Detect diffs of similar images in OpenCV-Python
What I want to do
FOR EXAMPLE, CHECKING THE APPEARANCE OF OFFICE DOCUMENTS CONVERTED TO PDF WITH DIFFERENT TYPESETTING ENGINES. I want an image that can be used as evidence and that people can see and understand somehow. Also, it is difficult to look at all the images, so I give out different degrees numerically, and only the ones with big differences are confirmed by people.
What to prepare
- Environment in which Python3 runs
It's unofficial, but since there is an OpenCV Python environment, I'll put it in crisply.
pip install opencv-python
The dependency numpy also comes in with it.
import pathlib import cv2 import numpy as np source_dir = pathlib.Path('source_img') source_files = source_dir.glob('*.*') target_dir = pathlib.Path('target_img') result_dir = pathlib.Path('result_img') log_file = result_dir / pathlib.Path('result.log') kernel = np.ones((3, 3), np.uint8) fs = open(log_file, mode='w') for source_file in source_files: source_img = cv2.imread(str(source_file)) target_file = target_dir / source_file.name target_img = cv2.imread(str(target_file)) if target_img is None: fs.write(target_file + '...skipped.\ ') continue max_hight = max(source_img.shape, target_img.shape) max_width = max(source_img.shape, target_img.shape) temp_img = source_img source_img = np.zeros((max_hight, max_width, 3), dtype=np.uint8) source_img[0:temp_img.shape, 0:temp_img.shape] = temp_img temp_img = target_img target_img = np.zeros((max_hight, max_width, 3), dtype=np.uint8) target_img[0:temp_img.shape, 0:temp_img.shape] = temp_img result_img = cv2.addWeighted(source_img, 0.5, target_img, 0.5, 0) source_img = cv2.cvtColor(source_img, cv2.COLOR_BGR2GRAY) target_img = cv2.cvtColor(target_img, cv2.COLOR_BGR2GRAY) img = cv2.absdiff(source_img, target_img) rtn, img = cv2.threshold(img, 0, 255, cv2.THRESH_OTSU) img = cv2.morphologyEx(img, cv2.MORPH_OPEN, kernel) contours, hierarchy = cv2.findContours(img, cv2.RETR_TREE, cv2.CHAIN_APPROX_SIMPLE) result_img = cv2.drawContours(result_img, contours, -1, (0, 0, 255)) score = 0 for contour in contours: score += cv2.contourArea(contour) score /= max_hight * max_width fs.write(target_file.name + ', ' + str(score) + '\ ') diff_file = result_dir / source_file.name cv2.imwrite(str(diff_file), result_img) fs.close()

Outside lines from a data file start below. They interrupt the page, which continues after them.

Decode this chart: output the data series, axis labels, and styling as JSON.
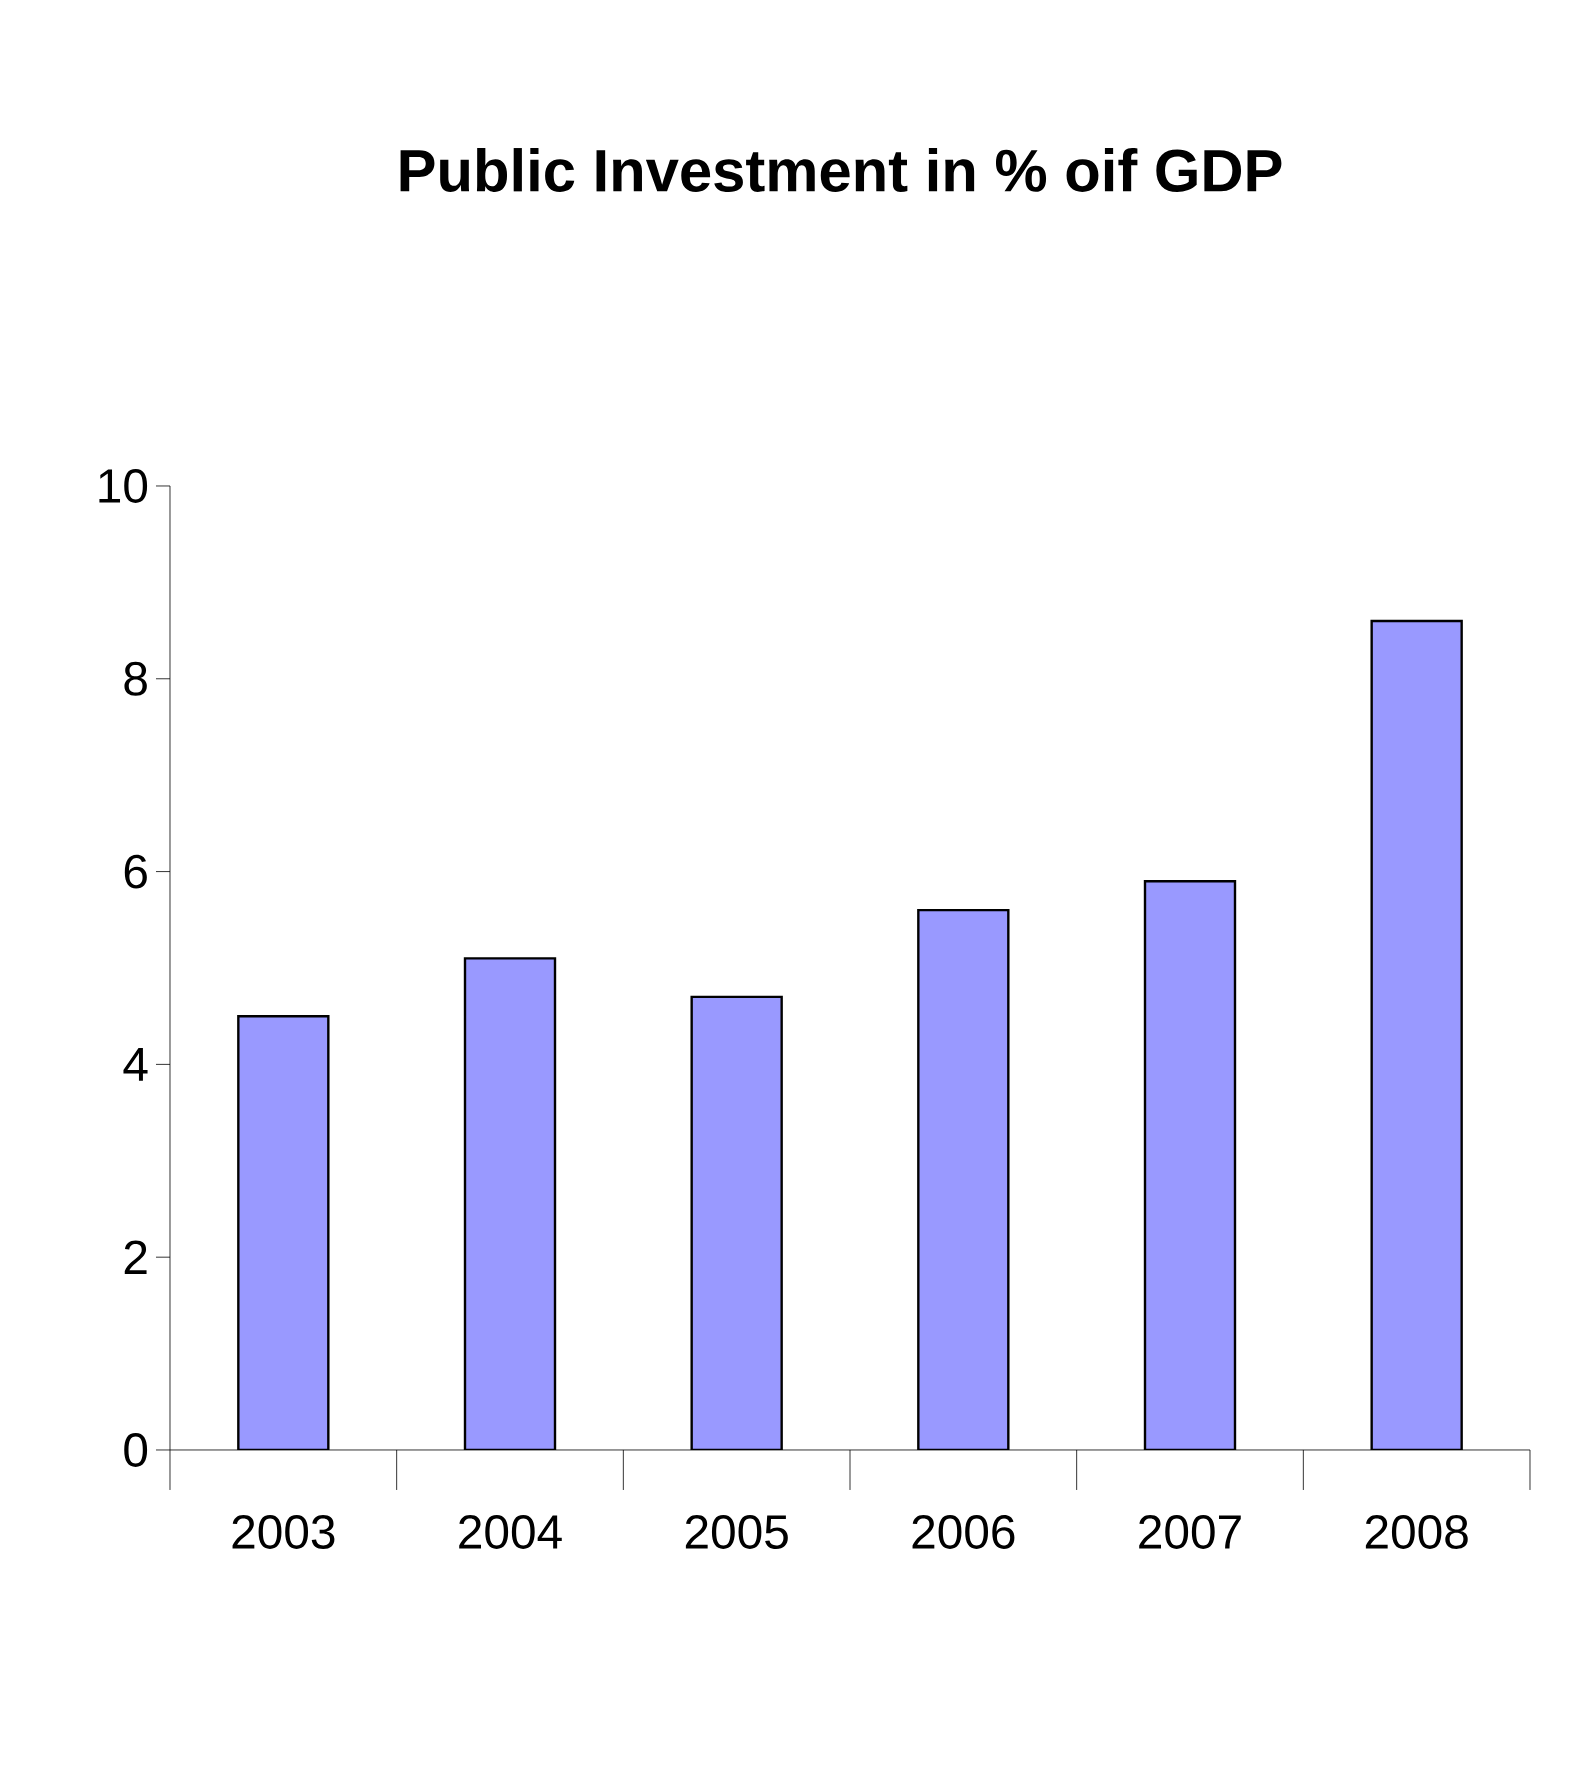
{
  "chart_data": {
    "type": "bar",
    "title": "Public Investment in % oif GDP",
    "categories": [
      "2003",
      "2004",
      "2005",
      "2006",
      "2007",
      "2008"
    ],
    "values": [
      4.5,
      5.1,
      4.7,
      5.6,
      5.9,
      8.6
    ],
    "color": "#9999ff",
    "ylim": [
      0,
      10
    ],
    "yticks": [
      0,
      2,
      4,
      6,
      8,
      10
    ],
    "grid": false
  }
}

Here's how to compare. It was too difficult to find Saizelia's mistake, so he solved it with the power of an adult http://kawalabo.blogspot.com/2014/11/blog-post.html It is a reference.
The score is simply taken by taking the area of the area where the difference was detected, dividing it by the area of the entire image, and spit it out in the log along with the file name.
test-1.png, 0.01231201710816777 test-2.png, 0.0084626793598234
January 7, 2020 Update
We made it possible to compare images even if they are of different sizes.
It is a similar table, but the width of the comparison target was a little smaller and the margin was larger.